From my perspective as a mother who understands what it takes to get a breastfeeding relationship underway, and an RN who specializes in women’s health – this intervention may very well put the new family unit at risk of challenges and obstacles from the start. I feel strongly that this interference places families at greater risk than medical/therapeutic cannabis use ever could. That is my biased opinion and I stand by it with good reason. I have been in contact with too many good families, too many women who struggle after DCF has closed their investigation once it was determined that the newborn and other children in the family were not being abused or neglected. I have heard from families who planned to breastfeed and because they weren’t allowed to do so in the hospital, they struggle to afford formula.I have heard from women who endured the trauma that often accompanies DCF involvement – they report symptoms of postpartum anxiety, depression, psychosis as their hormones are spiraling out of control because they don’t have any of the protective benefits that breastfeeding provides to freshly postpartum women. My heart breaks for them. Their decision to use cannabis during pregnancy resulted in DCF interfering with their lives. And now they live with great regret, and in some cases require serious medical help ranging from starting a new cocktail of prescribed psychiatric medications, to hospitalization for their flourishing mental health crisis.
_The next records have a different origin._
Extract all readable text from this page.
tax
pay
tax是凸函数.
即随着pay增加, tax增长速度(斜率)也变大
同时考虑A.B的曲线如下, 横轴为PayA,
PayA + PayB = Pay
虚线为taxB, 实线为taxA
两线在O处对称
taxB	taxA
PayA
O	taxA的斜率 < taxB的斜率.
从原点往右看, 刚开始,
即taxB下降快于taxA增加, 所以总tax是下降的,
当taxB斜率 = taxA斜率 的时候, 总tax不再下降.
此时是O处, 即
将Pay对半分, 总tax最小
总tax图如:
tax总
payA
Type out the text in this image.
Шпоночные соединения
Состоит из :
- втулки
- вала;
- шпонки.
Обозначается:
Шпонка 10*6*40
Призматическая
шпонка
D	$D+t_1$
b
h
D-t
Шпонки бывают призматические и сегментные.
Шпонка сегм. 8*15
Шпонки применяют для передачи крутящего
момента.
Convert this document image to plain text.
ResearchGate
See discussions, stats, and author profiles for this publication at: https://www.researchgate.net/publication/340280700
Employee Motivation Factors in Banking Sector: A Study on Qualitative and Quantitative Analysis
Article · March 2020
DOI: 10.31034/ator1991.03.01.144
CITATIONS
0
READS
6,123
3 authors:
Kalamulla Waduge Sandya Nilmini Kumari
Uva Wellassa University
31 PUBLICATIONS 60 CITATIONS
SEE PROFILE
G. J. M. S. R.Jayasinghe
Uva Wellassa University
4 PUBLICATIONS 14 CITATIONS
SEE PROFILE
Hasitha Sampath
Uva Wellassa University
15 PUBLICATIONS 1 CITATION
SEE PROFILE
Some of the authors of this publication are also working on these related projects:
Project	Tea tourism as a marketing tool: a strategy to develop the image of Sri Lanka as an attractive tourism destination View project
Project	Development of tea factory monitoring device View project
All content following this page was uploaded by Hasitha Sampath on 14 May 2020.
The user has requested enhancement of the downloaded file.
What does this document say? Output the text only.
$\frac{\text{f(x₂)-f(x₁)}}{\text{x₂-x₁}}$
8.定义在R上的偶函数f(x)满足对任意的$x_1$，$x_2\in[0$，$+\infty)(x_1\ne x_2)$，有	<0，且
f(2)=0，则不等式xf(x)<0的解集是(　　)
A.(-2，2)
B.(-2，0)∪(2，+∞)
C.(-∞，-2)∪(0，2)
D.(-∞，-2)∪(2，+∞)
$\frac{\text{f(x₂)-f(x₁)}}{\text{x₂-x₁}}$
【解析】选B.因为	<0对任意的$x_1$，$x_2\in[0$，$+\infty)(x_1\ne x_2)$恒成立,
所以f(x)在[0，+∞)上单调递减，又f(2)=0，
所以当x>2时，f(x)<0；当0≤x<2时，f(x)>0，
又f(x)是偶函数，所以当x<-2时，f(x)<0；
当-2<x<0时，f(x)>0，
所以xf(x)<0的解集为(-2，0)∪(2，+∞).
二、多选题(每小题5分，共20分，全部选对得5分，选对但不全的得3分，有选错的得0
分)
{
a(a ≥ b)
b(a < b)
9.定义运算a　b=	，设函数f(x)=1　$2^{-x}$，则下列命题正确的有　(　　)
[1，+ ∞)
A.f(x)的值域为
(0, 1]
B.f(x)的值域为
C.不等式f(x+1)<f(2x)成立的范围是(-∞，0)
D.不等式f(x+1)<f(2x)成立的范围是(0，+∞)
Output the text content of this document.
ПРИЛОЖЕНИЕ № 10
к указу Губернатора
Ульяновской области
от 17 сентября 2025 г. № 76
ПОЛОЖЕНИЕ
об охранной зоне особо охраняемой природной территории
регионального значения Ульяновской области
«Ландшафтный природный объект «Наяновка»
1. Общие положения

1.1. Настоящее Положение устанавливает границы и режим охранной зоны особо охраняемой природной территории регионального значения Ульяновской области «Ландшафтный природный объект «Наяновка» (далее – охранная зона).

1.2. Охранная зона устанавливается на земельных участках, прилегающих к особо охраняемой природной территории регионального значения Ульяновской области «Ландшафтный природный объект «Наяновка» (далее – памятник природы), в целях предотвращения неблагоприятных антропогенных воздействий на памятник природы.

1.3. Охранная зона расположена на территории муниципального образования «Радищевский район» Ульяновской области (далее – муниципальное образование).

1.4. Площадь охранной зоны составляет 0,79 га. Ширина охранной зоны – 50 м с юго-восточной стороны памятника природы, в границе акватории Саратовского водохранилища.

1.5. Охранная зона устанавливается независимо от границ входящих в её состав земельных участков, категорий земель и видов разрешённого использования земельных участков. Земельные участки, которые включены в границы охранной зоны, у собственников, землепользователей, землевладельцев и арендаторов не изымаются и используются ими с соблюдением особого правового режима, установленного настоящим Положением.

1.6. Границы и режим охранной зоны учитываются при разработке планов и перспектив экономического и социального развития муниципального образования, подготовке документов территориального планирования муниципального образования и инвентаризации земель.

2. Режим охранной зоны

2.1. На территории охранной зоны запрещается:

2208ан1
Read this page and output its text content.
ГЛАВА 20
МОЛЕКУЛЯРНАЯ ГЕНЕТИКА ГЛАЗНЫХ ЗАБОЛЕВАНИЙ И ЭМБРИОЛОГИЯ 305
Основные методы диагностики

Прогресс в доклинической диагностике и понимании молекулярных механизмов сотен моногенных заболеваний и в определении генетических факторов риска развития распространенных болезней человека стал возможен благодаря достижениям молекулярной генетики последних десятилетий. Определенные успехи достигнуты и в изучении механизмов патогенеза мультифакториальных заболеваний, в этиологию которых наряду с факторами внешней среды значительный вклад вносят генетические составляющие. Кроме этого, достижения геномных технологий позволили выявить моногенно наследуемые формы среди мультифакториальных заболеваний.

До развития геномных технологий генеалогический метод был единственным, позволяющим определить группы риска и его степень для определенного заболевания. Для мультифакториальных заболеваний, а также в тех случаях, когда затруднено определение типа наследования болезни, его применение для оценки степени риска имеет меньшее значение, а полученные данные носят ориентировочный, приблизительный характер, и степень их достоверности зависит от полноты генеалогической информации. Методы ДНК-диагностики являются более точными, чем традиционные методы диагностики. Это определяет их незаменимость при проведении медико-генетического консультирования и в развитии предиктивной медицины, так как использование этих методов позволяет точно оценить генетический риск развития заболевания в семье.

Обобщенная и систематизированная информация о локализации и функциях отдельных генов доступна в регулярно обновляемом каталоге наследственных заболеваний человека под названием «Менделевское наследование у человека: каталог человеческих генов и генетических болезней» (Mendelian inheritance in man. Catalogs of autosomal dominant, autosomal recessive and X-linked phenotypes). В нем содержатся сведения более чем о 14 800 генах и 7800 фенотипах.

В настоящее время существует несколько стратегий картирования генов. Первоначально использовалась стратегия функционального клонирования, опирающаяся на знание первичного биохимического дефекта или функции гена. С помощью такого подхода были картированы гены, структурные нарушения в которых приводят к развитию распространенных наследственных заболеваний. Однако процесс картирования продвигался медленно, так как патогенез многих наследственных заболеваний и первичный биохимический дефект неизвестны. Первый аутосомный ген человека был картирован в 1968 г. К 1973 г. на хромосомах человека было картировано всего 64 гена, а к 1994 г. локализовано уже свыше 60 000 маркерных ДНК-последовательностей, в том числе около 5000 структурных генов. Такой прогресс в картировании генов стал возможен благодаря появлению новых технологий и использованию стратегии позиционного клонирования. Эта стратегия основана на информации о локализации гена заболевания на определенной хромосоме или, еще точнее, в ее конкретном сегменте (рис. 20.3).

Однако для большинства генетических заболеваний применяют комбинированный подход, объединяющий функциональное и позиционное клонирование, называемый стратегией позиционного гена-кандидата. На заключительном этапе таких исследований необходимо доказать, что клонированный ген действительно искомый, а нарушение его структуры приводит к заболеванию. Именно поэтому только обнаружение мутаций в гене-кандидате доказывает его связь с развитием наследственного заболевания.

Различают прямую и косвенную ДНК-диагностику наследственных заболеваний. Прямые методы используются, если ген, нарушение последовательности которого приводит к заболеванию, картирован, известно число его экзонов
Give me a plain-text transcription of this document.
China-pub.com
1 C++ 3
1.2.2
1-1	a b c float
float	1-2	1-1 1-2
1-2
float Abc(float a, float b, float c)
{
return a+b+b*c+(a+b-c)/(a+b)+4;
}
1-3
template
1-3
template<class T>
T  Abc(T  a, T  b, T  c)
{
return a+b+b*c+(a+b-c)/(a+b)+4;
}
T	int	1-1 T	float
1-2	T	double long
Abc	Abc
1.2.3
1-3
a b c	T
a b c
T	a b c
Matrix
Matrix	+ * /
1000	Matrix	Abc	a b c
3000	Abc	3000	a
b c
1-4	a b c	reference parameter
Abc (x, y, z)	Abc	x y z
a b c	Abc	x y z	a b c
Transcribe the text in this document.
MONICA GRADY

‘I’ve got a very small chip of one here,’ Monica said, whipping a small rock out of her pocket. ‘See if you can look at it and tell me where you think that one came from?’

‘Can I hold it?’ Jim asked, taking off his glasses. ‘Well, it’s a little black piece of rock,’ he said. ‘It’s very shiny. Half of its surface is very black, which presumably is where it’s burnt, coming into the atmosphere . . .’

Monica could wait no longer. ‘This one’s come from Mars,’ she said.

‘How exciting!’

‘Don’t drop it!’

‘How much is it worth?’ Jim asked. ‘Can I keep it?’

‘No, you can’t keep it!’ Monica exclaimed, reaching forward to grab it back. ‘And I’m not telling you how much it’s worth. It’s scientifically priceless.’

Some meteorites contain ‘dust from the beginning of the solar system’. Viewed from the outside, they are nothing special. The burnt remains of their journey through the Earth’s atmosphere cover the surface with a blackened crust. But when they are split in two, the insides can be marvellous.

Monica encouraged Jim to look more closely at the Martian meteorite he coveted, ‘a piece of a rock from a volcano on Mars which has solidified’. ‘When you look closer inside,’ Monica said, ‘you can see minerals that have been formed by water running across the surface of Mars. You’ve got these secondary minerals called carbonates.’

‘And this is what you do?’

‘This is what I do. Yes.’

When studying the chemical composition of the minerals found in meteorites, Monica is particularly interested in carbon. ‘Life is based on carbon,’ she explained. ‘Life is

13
This pregnancy, birth, motherhood game is challenging enough
It is challenging enough to carry a baby for forty weeks, birth a baby, heal from birth, and then learn how to take care of a newborn, or integrate a new baby into an existing family unit. DCF involvement adds a layer of stress that puts many families over the edge. In some cases, such intervention from agencies developed to protect vulnerable people, in this case children and families, is absolutely necessary. Yet when it comes to medical cannabis, I feel the very system that is supposed to protect families causes more harm than good in more cases than not. The risk of DCF involvement directly following labor, delivery, and birth of my second daughter is not something I am willing to endure. I have suffered a bit without medical cannabis, but for me and my family – the benefit of me suffering with some insomnia outweighed the risk of DCF interference in our lives. Again, I’m not willing to compromise the health and wellbeing of my family. It shouldn’t be this way, but for now, it is.